Bob gulped as his mistress pulled a new toy from her box. This one was shaped like a tennis racket, but gave off an electrical crackle as she sliced it through the air. Incinerating a stray gnat, the bug zapper gave off a frightening blue bolt, and Bob prayed for a Christmas miracle to save him from this particular punishment.

“Santy Claus punishes the wicked, mistress,” Bob whispered.

“That’s right! You are a clever boy, Bobby.”

Brandishing the zapper, Mistress Dementia drew closer to Bob’s shivering, naked form. She whipped it back and forth under his nose for effect, thus igniting several more wayward insects with aplomb.

Bob gulped and shut his eyes in anticipation of a new level of pain.

“No one punishes my husband but me!” rang out a third voice.

Bob’s eyes snapped open. “Charlotte?”

His wife strode towards his mistress, and knocked the bug zapper from her hands with a faded oversized paperback. Mistress Dementia looked completely taken aback by this turn of events, taking a step away from the frumpy woman in a babushka and potato sack dress.

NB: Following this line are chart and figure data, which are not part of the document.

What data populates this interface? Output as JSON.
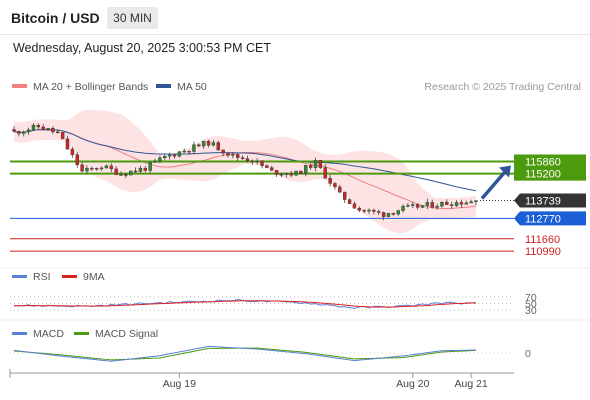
{
  "header": {
    "title": "Bitcoin / USD",
    "timeframe": "30 MIN",
    "datetime": "Wednesday, August 20, 2025 3:00:53 PM CET"
  },
  "chart_data": {
    "type": "candlestick",
    "legend": [
      {
        "label": "MA 20 + Bollinger Bands",
        "color": "#f08080"
      },
      {
        "label": "MA 50",
        "color": "#2f5597"
      }
    ],
    "credit": "Research © 2025 Trading Central",
    "y_range": [
      110400,
      119200
    ],
    "x_labels": [
      "Aug 19",
      "Aug 20",
      "Aug 21"
    ],
    "levels": [
      {
        "value": 115860,
        "label": "115860",
        "kind": "resistance",
        "color": "#4c9a0e"
      },
      {
        "value": 115200,
        "label": "115200",
        "kind": "resistance",
        "color": "#4c9a0e"
      },
      {
        "value": 113739,
        "label": "113739",
        "kind": "last",
        "color": "#333333"
      },
      {
        "value": 112770,
        "label": "112770",
        "kind": "pivot",
        "color": "#1a5fd6"
      },
      {
        "value": 111660,
        "label": "111660",
        "kind": "support",
        "color": "#cc2222"
      },
      {
        "value": 110990,
        "label": "110990",
        "kind": "support",
        "color": "#cc2222"
      }
    ],
    "candle_count": 96,
    "close_path": [
      [
        0,
        117450
      ],
      [
        5,
        117750
      ],
      [
        9,
        117400
      ],
      [
        14,
        115300
      ],
      [
        18,
        115600
      ],
      [
        22,
        115200
      ],
      [
        27,
        115500
      ],
      [
        31,
        116100
      ],
      [
        36,
        116550
      ],
      [
        40,
        116900
      ],
      [
        45,
        116150
      ],
      [
        49,
        115950
      ],
      [
        53,
        115300
      ],
      [
        58,
        115200
      ],
      [
        62,
        115800
      ],
      [
        67,
        114050
      ],
      [
        71,
        113250
      ],
      [
        76,
        113000
      ],
      [
        80,
        113300
      ],
      [
        84,
        113450
      ],
      [
        89,
        113600
      ],
      [
        92,
        113650
      ],
      [
        95,
        113700
      ]
    ],
    "forecast_target": 115860,
    "rsi": {
      "title": "RSI",
      "ma_title": "9MA",
      "colors": {
        "rsi": "#5b7fd4",
        "ma": "#dd2222"
      },
      "levels": [
        "70",
        "50",
        "30"
      ],
      "values_path": [
        [
          0,
          44
        ],
        [
          15,
          42
        ],
        [
          30,
          52
        ],
        [
          45,
          60
        ],
        [
          60,
          52
        ],
        [
          70,
          37
        ],
        [
          80,
          42
        ],
        [
          88,
          52
        ],
        [
          95,
          50
        ]
      ]
    },
    "macd": {
      "title": "MACD",
      "signal_title": "MACD Signal",
      "colors": {
        "macd": "#5b7fd4",
        "signal": "#4c9a0e"
      },
      "zero_label": "0",
      "macd_path": [
        [
          0,
          80
        ],
        [
          10,
          -100
        ],
        [
          20,
          -250
        ],
        [
          30,
          -80
        ],
        [
          40,
          200
        ],
        [
          50,
          120
        ],
        [
          60,
          -20
        ],
        [
          70,
          -230
        ],
        [
          80,
          -90
        ],
        [
          88,
          70
        ],
        [
          95,
          90
        ]
      ],
      "signal_path": [
        [
          0,
          60
        ],
        [
          10,
          -60
        ],
        [
          20,
          -210
        ],
        [
          30,
          -150
        ],
        [
          40,
          140
        ],
        [
          50,
          150
        ],
        [
          60,
          20
        ],
        [
          70,
          -180
        ],
        [
          80,
          -140
        ],
        [
          88,
          30
        ],
        [
          95,
          80
        ]
      ]
    }
  }
}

“You call this a dungeon?” Charlotte roared. “The Dragon Slayer manual, page 37, has complete details of the standard dungeon, and this barely rates a second-class torture chamber. Come, Bob!”

“Y-y-y-y-yes, dear,” Bob stuttered, but failed to rise from the wagon, due to his hogtied state.

“Who are you to disturb me with a client?” Mistress Dementia demanded.

“You phony,” Charlotte spat. “I am the original Dungeon Master, and my husband will soon rue the day he paid good money to worship at your altar. Only the pure of heart can slay a dragon, and you are nothing but an impostor.”

Mistress Dementia opened her mouth to argue with this lumpy, misshapen peasant, but quickly thought better of it.

“Now untie him, wench!”

Mistress Dementia hopped to it, quickly freeing her former slave from his bonds.

“About my fee…” she began.

Charlotte darted a poison stare, and the disgraced mistress stopped mid-sentence to reframe her thought.

“You’re right. Merry Christmas to you both!”